交通事故が多発しているアマミノクロウサギ

環境省は28日、世界自然遺産に登録された奄美大島と徳之島で2022年に回収された希少動物の死骸の数と死因をまとめ、発表した。国の特別天然記念物アマミノクロウサギの死骸は236件。このうちロードキル(交通事故死)は147件で、過去最多だった前年(81件)の約1・8倍と大幅に増加した。山中の林道だけでなく、国道や県道など住民が日常的に利用する道路でも事故は多発しており、同省は夜間の運転に十分注意するよう呼び掛けている。

 

アマミノクロウサギは奄美大島と徳之島の固有種。

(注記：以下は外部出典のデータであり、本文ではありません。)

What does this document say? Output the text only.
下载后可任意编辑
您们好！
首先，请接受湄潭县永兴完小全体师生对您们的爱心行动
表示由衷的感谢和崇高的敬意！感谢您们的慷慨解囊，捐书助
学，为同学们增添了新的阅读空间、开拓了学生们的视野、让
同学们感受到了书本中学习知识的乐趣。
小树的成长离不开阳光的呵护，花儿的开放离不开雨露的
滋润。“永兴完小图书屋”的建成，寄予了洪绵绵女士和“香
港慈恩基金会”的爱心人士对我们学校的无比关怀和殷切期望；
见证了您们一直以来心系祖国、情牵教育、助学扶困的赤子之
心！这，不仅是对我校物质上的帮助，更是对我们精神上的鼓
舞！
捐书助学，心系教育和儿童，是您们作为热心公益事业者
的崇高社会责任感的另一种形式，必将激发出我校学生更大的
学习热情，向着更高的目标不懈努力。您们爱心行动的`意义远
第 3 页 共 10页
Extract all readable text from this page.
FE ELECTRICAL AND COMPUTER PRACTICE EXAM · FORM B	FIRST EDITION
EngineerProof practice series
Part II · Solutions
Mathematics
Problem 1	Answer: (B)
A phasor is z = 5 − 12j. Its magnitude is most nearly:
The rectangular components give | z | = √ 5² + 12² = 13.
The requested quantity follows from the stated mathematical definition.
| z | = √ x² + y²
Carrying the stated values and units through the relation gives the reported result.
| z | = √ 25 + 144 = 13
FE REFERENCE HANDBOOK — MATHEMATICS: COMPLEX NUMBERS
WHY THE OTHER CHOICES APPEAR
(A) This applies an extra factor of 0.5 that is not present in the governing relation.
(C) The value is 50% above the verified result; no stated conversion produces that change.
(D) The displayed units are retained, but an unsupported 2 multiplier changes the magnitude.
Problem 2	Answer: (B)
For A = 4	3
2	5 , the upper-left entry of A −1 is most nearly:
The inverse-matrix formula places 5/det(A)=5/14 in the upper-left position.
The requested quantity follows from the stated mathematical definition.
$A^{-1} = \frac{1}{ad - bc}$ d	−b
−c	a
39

環境省のレッドリストで絶滅危惧ⅠB類。両島では近年、ロードキルが急増し、歯止めがかからない状況となっている。マングースの駆除や野生化した猫(ノネコ)の捕獲など、保護対策が進んで生息状況が回復したためとみられている。

 

22年の島別のロードキル件数は奄美大島107件、徳之島40件。それぞれの島で過去最多だった21年の62件、19年の21件を大幅に上回った。

 

クロウサギ以外にも、ロードキルは国の天然記念物ケナガネズミが30件(奄美大島21件、徳之島9件)と、最多だった19年の21件(同14件、7件)を上回った。アマミトゲネズミ、トクノシマトゲネズミはそれぞれ2件だった。

 

犬や猫による捕殺も両島で確認され、アマミノクロウサギが28件(奄美大島15件、徳之島13件)、ケナガネズミが13件(同11件、2件)だった。

 

 

奄美大島では、奄美市住用町の市道三太郎線で22年2~3月の1カ月間に、猫に捕殺されたとみられるクロウサギが3件、ケナガネズミが2件、相次いで見つかった。徳之島では中南部の剥(はげ)岳林道で同年3月、犬に捕殺されたとみられるクロウサギが3件確認された。

 

両島の山中に設置された自動撮影カメラには、希少動物をくわえたノネコの姿も複数記録されており、環境省奄美群島国立公園管理事務所は、ペットの犬や猫は室内で飼うなど、住民に適正飼養の徹底を求めている。